Vivir más que marchar
Un cristiano cuya vida es reflejo luminoso de su amor a Dios y de amor a su Palabra es sin duda un mensajero más fuerte y eficaz que cualquier marcha o alboroto…
Cada vez que se plantea alguno de los temas polémicos de la vida moderna, como por ejemplo, el matrimonio, el aborto, la eutanasia, la adopción de los niños, etc., suelen presentarse dos posiciones públicas absolutamente opuestas. La primera es la virulencia de quienes quieren desconocer el orden natural y divino de las cosas y pretenden convertir todo en derecho y amenazan con cárcel a quien no piense como ellos. La segunda es la defensa callejera de unos valores eternos y que suele estar pensando y organizando marchas para gritar con voz fuerte lo que se cree y piensa. De ambas posiciones no ha quedado sino lo que se respira con tanta fuerza en la nación colombiana y es una sensación de violencia por estallar, unos odios mal disimulados y unas antipatías nada constructivas.
Es importante, desde la Iglesia, hacer una insistencia sobre todo a los bautizados. La fe, más que nada, debe ser vivida. Esa es la gran lucha de todos los días. Un cristiano cuya vida es reflejo luminoso de su amor a Dios y de amor a su Palabra es sin duda un mensajero más fuerte y eficaz que cualquier marcha o alboroto callejero. Lo que los cristianos requieren hoy en día es una identidad muy clara, basada en una fe profunda y en un deseo de servir a Dios y al prójimo que no deje lugar a ninguna duda. Desde luego que también, el creyente, está llamado a proclamar de viva voz lo que cree y lo que enseña la Palabra de Dios. Pero esto hay que hacerlo en forma tal que pueda resultar en la conversión de otras personas y no en el efecto que suelen producir marchas y griteríos y que no es otra cosa que más resistencia de los más radicales y muy poca reflexión para acercarlos a Dios.

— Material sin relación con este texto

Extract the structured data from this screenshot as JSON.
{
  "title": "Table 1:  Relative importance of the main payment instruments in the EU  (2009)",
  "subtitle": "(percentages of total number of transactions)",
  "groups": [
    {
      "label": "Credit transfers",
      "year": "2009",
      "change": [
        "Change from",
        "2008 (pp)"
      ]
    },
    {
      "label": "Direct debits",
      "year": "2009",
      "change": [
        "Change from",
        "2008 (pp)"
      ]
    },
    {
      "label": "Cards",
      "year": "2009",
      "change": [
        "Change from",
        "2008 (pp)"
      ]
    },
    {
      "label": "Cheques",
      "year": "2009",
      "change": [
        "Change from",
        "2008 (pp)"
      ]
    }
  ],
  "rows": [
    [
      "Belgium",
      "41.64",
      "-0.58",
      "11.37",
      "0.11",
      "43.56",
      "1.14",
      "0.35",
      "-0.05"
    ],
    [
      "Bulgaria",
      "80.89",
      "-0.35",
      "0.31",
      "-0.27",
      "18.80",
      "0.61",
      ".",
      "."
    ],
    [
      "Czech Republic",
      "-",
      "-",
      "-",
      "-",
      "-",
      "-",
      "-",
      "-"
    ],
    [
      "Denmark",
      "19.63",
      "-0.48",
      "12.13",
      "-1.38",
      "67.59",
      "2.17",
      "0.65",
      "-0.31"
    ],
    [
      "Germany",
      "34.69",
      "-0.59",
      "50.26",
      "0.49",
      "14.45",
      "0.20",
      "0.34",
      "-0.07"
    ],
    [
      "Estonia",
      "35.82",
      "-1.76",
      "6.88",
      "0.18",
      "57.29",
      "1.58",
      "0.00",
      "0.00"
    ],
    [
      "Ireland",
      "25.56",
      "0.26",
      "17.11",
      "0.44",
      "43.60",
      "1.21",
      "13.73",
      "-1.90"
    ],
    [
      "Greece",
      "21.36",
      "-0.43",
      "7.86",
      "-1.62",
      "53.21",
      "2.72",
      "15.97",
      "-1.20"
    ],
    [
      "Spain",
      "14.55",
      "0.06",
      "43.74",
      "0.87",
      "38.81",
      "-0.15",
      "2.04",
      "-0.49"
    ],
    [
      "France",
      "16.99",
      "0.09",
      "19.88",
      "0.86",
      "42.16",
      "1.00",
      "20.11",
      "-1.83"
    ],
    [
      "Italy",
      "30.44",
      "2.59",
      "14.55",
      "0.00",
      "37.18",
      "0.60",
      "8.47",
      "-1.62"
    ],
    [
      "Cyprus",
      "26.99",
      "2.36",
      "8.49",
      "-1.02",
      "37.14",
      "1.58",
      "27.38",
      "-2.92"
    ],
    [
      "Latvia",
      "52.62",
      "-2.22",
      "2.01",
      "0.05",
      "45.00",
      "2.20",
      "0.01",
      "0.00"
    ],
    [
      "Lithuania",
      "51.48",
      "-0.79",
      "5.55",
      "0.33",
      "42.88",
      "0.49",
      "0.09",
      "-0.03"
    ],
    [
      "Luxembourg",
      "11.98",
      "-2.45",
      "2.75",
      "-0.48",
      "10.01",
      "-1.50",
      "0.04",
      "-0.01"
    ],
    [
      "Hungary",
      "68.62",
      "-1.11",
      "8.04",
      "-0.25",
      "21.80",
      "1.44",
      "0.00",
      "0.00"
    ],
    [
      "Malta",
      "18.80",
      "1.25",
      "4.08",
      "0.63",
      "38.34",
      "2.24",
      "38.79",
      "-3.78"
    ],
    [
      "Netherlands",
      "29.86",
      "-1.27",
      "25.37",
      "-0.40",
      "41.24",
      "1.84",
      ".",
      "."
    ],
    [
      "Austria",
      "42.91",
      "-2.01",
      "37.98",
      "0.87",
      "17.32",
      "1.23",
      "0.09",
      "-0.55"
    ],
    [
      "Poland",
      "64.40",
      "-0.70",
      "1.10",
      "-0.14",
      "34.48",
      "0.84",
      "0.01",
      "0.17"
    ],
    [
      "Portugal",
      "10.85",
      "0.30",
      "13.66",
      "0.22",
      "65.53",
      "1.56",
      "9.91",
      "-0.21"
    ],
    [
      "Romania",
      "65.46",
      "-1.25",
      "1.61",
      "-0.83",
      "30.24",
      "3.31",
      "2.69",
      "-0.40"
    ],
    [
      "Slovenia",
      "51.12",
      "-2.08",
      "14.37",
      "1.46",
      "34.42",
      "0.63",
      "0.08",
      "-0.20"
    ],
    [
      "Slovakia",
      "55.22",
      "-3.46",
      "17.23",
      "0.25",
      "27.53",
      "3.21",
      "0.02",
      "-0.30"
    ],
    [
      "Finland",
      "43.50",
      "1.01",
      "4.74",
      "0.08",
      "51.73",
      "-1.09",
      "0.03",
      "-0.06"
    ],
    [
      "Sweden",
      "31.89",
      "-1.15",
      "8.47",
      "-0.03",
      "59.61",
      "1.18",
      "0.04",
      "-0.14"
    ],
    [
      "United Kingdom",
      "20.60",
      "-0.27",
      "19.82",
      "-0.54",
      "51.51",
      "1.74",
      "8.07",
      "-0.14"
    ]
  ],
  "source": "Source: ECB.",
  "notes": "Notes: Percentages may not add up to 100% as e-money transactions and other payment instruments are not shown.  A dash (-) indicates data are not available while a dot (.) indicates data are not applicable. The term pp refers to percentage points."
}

En las últimas décadas, quizás cuatro o cinco, la sociedad y el estado colombianos, también las instituciones, han ido desmontando paulatina y metódicamente el cristianismo que se encontraba permeando todas sus leyes y estructuras, incluso el calendario y el ritmo de la vida. Y en este propósito han sido exitosos. En lo que no lo han sido es en la abolición de la fe cristiana pues esta sigue muy presente en la vida de la nación, incluso con nuevas iglesias. Así, entonces, no parece de gran utilidad enfrentar al estilo político a una institucionalidad que ha sido tomada por un pensamiento alejado de la fe cristiana y de la doctrina social de la Iglesia. En donde sí parece que hay que hacer el énfasis es en la identidad de los bautizados, de los miembros de la Iglesia, para que su vida y sus palabras sean siempre y en todas partes testimonio vivo y convincente del Cristo que guía su existencia y sus opciones fundamentales.
Desde la Conferencia Episcopal y desde cada obispado situado en Colombia cabe hoy una reflexión sobre la forma más adecuada e inteligente de enfrentar este ambiente que podríamos calificar de post-cristiano en algunos sectores de la comunidad colombiana. Si la Iglesia existe única y exclusivamente para evangelizar, cualquier acción que se quiera llevar a cabo para tener resultados efectivos en estos temas y tiempos convulsos, debe apuntar, sobre todo, a que el mensaje de Cristo sea realmente escuchado, reflexionado, asumido. Esto es difícil de lograr a partir de marchas, arengas, manifestaciones de plaza pública, pues eso es visto con otras connotaciones por quienes están en la orilla opuesta. Ningún creyente debe desesperar por los aparentes avances de ciertas ideologías que lo quieren todo diferente a lo dispuesto por Dios en su infinita sabiduría. La historia sigue estando en manos del Creador. Y está clarísimo que la idiosincrasia del pueblo colombiano está muy lejos de querer ser enemiga de Dios. Unos pocos sí quieren oponerse y para que sean conocidos requieren de marchas. Allá ellos.